翌朝、ご飯を食べていると、もう仕事に向かう晴子さんが申し訳なさそうに謝ってきた。
「ごめんねえ、お弁当作ってあげられなくて」
「気にしないで。看護師って忙しいでしょ、晴子さん。
朝ごはん用意してくれてるだけでもほんと有り難いんだよ」
「ううー、そう言ってもらえると嬉しいけど……持って行きたい時は勝手に朝キッチン使っていいからね」
「うん、ありがとう。いってらっしゃい、叔父さんも」
「おう、ミコちゃんも、気をつけて学校行くんだよ」
パタパタと慌ただしく玄関に向かっていく叔母夫婦を手を振って見送って、私は一人食べ終えたお皿を片付けた。
ちなみに達久は部活の朝練がどうとかで、もう学校に行ったらしい。
身支度を整えて玄関のドアを開け、鍵を閉めた。
さっき渡された鍵は生身のままで、なにかキーホルダーをつけて落とさないようにしなければと頭に留めておく。
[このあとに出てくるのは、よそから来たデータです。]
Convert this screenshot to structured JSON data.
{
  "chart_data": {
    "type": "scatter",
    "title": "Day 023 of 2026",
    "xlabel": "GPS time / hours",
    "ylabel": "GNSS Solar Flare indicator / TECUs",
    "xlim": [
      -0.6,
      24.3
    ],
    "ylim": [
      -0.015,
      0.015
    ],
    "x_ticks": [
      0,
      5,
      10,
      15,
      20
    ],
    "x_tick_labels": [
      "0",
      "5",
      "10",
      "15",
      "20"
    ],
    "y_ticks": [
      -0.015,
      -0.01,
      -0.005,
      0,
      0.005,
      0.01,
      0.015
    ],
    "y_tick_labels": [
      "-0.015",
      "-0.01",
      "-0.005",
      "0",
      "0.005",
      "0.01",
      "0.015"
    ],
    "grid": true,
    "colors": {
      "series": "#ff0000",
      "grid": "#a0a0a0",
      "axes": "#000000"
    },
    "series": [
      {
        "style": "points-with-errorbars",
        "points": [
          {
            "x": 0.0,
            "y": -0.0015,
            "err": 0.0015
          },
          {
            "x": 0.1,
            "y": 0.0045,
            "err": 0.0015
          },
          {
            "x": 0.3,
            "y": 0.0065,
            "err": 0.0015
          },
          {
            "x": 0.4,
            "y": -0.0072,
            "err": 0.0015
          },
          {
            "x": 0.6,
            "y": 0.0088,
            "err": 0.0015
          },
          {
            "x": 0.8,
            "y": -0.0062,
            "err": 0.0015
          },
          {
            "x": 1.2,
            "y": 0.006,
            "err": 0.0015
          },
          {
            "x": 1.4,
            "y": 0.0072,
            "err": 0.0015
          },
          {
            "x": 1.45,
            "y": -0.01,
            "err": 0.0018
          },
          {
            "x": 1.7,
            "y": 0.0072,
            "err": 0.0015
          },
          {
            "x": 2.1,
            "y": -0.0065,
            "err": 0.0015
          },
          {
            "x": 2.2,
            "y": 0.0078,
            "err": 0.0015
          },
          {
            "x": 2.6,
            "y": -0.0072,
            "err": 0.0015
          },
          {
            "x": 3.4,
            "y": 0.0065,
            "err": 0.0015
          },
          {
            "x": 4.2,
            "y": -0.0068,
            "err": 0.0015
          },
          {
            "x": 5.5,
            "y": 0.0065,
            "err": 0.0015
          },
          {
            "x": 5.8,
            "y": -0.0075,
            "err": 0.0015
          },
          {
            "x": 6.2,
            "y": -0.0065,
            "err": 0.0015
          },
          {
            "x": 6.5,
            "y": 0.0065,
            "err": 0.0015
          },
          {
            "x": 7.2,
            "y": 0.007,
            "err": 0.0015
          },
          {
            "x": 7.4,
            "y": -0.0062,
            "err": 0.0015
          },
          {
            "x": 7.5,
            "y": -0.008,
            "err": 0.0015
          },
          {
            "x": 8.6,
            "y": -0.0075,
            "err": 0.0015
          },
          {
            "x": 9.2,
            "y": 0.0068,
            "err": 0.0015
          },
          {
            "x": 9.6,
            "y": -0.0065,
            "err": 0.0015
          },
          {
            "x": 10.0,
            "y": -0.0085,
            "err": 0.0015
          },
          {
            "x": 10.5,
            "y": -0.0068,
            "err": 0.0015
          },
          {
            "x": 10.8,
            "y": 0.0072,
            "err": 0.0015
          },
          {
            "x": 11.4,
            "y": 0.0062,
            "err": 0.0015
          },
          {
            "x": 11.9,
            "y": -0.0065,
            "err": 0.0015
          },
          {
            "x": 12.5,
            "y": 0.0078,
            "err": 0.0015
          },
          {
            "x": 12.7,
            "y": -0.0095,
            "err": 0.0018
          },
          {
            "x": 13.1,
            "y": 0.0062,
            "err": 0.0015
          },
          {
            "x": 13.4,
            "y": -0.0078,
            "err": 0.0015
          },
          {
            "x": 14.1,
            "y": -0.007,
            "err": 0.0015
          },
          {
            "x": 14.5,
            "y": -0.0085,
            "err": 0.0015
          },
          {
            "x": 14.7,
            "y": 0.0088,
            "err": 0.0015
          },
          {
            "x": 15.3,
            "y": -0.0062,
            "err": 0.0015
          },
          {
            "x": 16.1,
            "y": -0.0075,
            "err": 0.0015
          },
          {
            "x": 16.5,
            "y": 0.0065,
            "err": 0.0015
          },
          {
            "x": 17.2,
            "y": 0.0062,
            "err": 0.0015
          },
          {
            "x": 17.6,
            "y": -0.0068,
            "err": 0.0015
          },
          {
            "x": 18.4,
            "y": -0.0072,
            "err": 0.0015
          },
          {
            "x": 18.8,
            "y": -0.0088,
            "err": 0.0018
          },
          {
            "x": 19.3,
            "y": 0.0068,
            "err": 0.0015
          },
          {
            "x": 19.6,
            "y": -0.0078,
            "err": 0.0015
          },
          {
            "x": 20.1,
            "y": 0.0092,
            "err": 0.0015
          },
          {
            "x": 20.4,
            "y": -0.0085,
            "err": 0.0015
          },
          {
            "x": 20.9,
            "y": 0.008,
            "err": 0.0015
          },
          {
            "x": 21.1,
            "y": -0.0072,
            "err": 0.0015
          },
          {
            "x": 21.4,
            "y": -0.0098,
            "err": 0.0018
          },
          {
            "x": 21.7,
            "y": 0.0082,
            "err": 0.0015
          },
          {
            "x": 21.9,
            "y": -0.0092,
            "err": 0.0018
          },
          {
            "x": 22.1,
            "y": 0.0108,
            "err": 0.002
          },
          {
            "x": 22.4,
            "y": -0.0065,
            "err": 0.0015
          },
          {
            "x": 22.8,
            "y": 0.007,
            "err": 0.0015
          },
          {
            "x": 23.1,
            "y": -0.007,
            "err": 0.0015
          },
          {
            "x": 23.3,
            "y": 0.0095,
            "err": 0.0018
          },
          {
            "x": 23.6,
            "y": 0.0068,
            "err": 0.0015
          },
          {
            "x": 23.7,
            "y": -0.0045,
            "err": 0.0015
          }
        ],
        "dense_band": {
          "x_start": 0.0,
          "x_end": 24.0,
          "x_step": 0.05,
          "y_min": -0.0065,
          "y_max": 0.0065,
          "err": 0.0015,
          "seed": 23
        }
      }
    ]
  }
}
制服が夏服になってまだそんなに経っていない上、今は梅雨の最中だ。今にも雨が降り出しそうな天気では、初夏とはいえ少し肌寒い。薄いカーディガンが必要だったな、と思いつつ、前の家より少しばかり短くなった学校までの距離を小走りで進んだ。
「おはよ、美琴」
「おはよう頼子」
「無事引っ越せた?」
教室についてからの頼子の開口一番の質問に、一応ねと答える。
ちなみに無事かどうかといえば否である。